Before this latest crisis, Italy had been in economic stagnation for more than 10 years. Hundreds of thousands of young people are forced to leave Italy every year in search for a job – sometimes any job. One of the fundamental reasons for this crisis has undoubtedly been one of the things the EU takes most pride in, the single currency. Never after the war, Italy had suffered as much as in the past 10 years. The fact that the euro represents a problem rather than an advantage for many countries has been maintained by important economists like Joseph Stiglitz and Paul Krugman.

It is not possible and does not make sense to impose constraints on money supply and emission and to impose centralized mechanisms, if one is not willing to share public debts too. For a country like Italy, which for decades had always played on the possibility of increasing its competitiveness by depreciating its currency, these constraints have proved fatal. In this situation it is more than natural for discontent to arise. One can of course assume that the resurgence of what has been dismissively called “populism” has been fueled exclusively by a large number of troglodytes who don’t understand what is good for them and their country and are not ready for the challenges of a global era, but even these people have, in theory, to right to be represented.
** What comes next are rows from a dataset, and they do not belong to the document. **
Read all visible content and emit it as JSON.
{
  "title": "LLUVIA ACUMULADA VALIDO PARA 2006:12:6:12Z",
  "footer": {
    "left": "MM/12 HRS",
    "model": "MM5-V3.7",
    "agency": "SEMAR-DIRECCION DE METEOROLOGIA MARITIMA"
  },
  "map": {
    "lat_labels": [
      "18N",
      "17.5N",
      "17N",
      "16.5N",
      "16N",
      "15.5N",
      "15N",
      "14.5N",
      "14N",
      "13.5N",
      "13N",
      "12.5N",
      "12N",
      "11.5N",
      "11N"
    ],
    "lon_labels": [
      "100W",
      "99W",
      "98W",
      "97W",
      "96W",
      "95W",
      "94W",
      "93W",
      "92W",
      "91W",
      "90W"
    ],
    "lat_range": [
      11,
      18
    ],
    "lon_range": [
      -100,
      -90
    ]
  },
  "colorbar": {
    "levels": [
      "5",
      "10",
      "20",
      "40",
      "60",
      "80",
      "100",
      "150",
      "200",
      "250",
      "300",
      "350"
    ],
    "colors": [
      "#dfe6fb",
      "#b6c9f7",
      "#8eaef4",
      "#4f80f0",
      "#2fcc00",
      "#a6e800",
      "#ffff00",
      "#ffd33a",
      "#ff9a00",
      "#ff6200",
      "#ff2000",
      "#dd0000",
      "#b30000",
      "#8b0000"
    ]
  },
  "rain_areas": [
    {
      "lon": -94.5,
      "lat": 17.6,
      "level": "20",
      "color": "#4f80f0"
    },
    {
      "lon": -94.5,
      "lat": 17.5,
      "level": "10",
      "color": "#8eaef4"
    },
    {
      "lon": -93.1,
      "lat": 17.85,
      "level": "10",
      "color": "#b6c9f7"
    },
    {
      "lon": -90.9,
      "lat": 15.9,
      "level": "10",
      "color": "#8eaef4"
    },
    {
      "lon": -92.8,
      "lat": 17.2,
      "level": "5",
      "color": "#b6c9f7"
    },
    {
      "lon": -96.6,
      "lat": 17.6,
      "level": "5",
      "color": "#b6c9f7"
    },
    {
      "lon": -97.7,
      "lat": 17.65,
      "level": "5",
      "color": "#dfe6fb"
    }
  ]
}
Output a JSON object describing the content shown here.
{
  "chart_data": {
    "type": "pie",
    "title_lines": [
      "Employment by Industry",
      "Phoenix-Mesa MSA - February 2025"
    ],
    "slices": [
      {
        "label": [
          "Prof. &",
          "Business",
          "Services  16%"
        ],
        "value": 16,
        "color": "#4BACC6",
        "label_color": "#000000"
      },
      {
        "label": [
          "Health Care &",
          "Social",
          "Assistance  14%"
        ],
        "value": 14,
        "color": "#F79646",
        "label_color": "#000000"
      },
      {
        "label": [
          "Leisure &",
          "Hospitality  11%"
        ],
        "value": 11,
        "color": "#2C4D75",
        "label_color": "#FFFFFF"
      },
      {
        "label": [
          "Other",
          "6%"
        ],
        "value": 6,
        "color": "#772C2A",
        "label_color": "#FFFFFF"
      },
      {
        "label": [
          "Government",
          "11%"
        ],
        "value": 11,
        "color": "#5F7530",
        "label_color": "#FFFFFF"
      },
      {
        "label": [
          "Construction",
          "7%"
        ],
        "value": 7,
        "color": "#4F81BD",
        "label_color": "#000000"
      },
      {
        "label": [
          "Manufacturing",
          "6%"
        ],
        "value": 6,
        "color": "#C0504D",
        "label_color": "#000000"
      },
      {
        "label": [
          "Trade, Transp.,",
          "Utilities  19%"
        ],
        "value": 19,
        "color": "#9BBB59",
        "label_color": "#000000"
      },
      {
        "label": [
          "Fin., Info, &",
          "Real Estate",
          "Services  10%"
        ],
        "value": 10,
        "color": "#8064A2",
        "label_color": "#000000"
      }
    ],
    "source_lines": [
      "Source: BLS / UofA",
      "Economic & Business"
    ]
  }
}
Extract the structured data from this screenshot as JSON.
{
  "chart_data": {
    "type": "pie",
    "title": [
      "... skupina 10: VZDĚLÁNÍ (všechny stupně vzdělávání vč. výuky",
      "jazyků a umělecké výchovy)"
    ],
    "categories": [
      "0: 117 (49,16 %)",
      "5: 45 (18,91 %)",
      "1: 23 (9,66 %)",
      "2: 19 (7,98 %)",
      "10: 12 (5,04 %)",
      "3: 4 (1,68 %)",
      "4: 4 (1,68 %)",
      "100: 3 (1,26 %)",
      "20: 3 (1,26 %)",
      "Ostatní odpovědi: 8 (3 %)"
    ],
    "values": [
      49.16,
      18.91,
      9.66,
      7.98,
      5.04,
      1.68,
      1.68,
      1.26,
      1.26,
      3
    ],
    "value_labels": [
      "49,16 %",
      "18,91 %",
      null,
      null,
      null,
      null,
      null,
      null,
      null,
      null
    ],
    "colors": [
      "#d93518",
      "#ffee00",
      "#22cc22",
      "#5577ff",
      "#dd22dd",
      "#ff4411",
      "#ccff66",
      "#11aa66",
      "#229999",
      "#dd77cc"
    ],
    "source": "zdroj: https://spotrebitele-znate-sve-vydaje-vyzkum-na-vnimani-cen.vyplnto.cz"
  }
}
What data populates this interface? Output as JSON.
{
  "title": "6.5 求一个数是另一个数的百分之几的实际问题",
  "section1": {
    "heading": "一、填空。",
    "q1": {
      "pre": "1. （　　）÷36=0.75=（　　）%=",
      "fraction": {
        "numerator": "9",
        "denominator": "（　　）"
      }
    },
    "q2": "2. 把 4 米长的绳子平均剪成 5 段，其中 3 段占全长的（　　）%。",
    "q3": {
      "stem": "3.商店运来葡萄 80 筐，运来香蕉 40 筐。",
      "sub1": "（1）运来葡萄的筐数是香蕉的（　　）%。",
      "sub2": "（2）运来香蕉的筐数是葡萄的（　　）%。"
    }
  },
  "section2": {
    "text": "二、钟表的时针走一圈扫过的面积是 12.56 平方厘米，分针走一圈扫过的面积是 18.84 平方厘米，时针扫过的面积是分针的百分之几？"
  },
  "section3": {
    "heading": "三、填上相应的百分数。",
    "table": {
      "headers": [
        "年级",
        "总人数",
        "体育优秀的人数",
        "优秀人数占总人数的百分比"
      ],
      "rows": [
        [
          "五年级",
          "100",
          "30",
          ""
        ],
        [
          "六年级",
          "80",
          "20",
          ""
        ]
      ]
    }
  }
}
It is worrying that in modern political discourse, entire categories of people can be disqualified so ruthlessly.

On the other hand, putting the economy aside, the latter crisis has again highlighted that the rift between Northern and Southern Europe is simply irremediable. There are too many cultural and historical differences. It must be really extremely annoying and deeply offensive for most Italians to hear all those people who never tire of talking about solidarity, European values and a lot of many other sweet words of this kind, and then an entire country is labelled as a nation of slackers and mafiosi. The union of the European peoples as a single family is an idea that in situations of need appears empty, hypocritical, contrived, cloying and full of a really cheap rhetoric.

Despite all this, I believe and, as far as I am concerned I can honestly say I am afraid, that the EU could emerge stronger and victorious from this crisis: I expect greater centralization, with a further transfer of sovereignty away from the nation states, a more pervasive control of information and a consequent flattening of this, a more systematic stigma of anti-unionist opinions and movements (although a great deal of work has already been done in this respect, considering the systematic effort with which any dissent is almost inevitably traced back to Russian demonic propaganda and the money of the diabolical Kremlin). Some countries like Italy, Spain and France, for which the consequences of the financial crisis that will come are likely to be devastating, will suffer, and will suffer a lot, but it will not matter, because they will be sacrificed at the altar of the noble union! Northern Europe may perhaps briefly enjoy and feel proud to be spared in the short term by the most serious financial consequences, – although history teaches that the fortunes of countries and peoples are something that can be very fleeting.